The station clock clicked over to 6:12.

Her train would be here any minute.

"Are you going somewhere?" he asked suddenly.

She shook her head. "No. I just wanted to know if you'd come."

Aarav exhaled, slow and heavy, like he'd been holding something for too long.

Suhani opened her sketchbook, flipped to a page, and showed it to him.

It was a drawing of the three of them — her, Kabir, Aarav — standing near the bonfire.

Except in this version, their shadows stretched into stars.

"You didn't draw this before," he said.

"I couldn't draw it until I forgave it."

"Forgave?"

"You. Me. The silence."

He didn't reply.

He didn't need to.

Because in that sketch, he saw the truth:

They were all broken in their own ways.

And still, they were trying.

Trying to be better.

Trying to understand.

Trying to stay.

---

The train arrived with a screech.

Steam and motion.

People rushed.

Voices rose.

But the bench they sat on felt untouched.

Protected.

Suhani stood.

Aarav followed.

She reached out.

Took his hand.

Not like lovers.

Not like friends.

Like two people holding the same thread, refusing to let it fray.

"You're allowed to fall apart," she said. "Just don't disappear again."

"I won't," Aarav replied.

"I want to trust you."

"I want to deserve that."

Her fingers squeezed gently.

And for the first time in days, something clicked back into place inside him.

Not perfection.

Not certainty.

Just… possibility.

---

As the train pulled away, emptying the platform again, Aarav walked beside her, slow and quiet.

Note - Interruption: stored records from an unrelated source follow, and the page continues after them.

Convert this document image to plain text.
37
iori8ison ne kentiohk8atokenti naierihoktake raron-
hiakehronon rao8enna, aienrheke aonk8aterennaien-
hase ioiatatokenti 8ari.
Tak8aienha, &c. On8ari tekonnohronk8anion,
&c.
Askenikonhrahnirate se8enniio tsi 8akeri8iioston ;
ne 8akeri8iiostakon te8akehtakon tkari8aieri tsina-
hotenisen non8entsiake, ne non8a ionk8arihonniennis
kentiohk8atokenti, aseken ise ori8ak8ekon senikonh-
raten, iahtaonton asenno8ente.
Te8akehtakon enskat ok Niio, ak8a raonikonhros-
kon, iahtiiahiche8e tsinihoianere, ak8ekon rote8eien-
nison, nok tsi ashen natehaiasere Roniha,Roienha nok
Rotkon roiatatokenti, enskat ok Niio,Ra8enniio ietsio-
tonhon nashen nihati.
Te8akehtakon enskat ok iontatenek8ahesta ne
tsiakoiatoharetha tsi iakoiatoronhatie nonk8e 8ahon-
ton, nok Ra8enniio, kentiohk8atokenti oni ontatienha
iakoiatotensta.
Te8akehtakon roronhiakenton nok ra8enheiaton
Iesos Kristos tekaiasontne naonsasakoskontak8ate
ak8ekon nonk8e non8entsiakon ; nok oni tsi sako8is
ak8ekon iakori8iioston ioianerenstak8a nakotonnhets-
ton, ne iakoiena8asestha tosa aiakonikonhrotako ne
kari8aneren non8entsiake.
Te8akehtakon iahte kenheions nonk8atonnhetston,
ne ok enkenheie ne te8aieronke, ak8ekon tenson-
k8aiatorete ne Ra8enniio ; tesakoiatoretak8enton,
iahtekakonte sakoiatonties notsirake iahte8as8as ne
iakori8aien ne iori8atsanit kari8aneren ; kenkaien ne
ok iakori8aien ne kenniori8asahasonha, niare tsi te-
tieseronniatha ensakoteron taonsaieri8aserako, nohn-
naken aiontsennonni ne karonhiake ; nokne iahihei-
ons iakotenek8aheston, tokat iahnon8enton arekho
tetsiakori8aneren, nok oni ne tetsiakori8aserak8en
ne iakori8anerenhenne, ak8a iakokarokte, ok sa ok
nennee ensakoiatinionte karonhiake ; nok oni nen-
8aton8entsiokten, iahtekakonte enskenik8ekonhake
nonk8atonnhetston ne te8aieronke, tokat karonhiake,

They didn't make promises.

Didn't define what this was.

But they walked in step.

And when the sky above them faded from gold to gray, it no longer felt heavy.

It felt like waiting.

For rain.

For morning.

For something new.

---

That night, Aarav opened his notebook.

He didn't write a poem.

Just a sentence:

> "I ran to the station thinking I might find you.

But what I found was the part of me I'd buried."